Though Michigan is the first state to face an outright ban on flavored e-cigs, it’s not alone in regulating the products. Oregon recently enacted regulations that prohibit vape shops from providing accurate information to their customers about legal products, such as using the word “strawberry” to describe a product that tastes like strawberries. Entrepreneur Paul Bates, the owner of Portland vape shop Division Vapor, opened his shop after vaping helped him quit smoking. He wanted to help others do the same, but now the government is standing in his way. 

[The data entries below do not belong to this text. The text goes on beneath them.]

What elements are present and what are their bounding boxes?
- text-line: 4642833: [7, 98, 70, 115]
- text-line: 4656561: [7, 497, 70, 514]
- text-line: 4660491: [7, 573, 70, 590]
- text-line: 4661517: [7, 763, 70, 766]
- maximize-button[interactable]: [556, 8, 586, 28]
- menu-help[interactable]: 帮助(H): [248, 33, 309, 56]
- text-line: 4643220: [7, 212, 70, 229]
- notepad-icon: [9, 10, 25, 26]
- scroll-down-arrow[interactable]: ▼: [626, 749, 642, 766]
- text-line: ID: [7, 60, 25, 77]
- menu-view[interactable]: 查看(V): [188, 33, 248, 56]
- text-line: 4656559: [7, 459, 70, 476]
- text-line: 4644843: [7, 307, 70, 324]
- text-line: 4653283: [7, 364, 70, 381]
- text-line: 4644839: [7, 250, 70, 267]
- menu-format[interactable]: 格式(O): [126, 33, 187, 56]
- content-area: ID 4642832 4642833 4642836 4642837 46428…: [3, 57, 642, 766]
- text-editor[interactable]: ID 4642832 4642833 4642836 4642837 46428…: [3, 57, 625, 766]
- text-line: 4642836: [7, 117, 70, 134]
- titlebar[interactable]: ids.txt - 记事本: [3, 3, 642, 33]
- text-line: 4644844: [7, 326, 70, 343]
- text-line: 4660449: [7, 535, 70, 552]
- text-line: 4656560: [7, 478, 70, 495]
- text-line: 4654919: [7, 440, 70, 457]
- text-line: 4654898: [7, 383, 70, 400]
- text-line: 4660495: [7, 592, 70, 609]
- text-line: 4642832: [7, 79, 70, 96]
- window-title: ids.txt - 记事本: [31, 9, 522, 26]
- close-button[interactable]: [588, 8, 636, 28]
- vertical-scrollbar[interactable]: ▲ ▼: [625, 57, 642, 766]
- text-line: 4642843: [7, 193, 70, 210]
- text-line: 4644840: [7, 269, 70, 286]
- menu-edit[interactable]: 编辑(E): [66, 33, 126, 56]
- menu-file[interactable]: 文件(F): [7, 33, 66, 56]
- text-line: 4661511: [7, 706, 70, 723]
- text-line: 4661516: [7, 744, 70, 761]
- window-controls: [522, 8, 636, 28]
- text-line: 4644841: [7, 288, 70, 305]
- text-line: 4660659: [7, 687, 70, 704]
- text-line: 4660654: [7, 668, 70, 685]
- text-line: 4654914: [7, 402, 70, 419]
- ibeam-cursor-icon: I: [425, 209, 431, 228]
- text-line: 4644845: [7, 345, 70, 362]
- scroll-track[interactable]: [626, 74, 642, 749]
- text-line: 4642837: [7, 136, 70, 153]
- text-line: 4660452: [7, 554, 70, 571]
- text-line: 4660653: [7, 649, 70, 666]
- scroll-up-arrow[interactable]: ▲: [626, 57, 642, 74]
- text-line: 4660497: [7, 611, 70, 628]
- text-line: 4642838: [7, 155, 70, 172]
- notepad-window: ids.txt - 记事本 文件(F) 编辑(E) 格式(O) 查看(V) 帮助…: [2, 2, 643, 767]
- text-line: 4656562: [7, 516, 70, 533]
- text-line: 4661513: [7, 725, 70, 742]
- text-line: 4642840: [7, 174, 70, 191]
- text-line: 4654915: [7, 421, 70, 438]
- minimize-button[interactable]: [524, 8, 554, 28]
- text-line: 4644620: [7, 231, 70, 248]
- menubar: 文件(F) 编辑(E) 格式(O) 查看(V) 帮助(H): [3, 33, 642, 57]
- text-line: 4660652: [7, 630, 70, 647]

“I started this business about five years ago, and it’s been hugely rewarding. We’re switching people from smoking to non-smokers, and yet now we have a law that prevents and stops us from having freedom of expression,” Bates said. The Goldwater Institute filed a lawsuit on behalf of Bates to challenge Oregon’s overly broad anti-speech regulations.

So what’s the alternative if our goal is to protect children from harmful products? It turns out that’s possible. Just like we do with beer, pot, and tobacco, we can protect kids while allowing adults to use a product that is safer than any of them.

For the time being, at least Bates can still sell his products — though he can’t legally say what those products taste like. Vape store owners in Michigan won’t be so lucky if Whitmer’s regulation stands. And whether adult consumers like it or not, they will suffer from the prohibition, as well. But at least they’ll be able to smoke a joint with Whitmer … unless she changes her mind.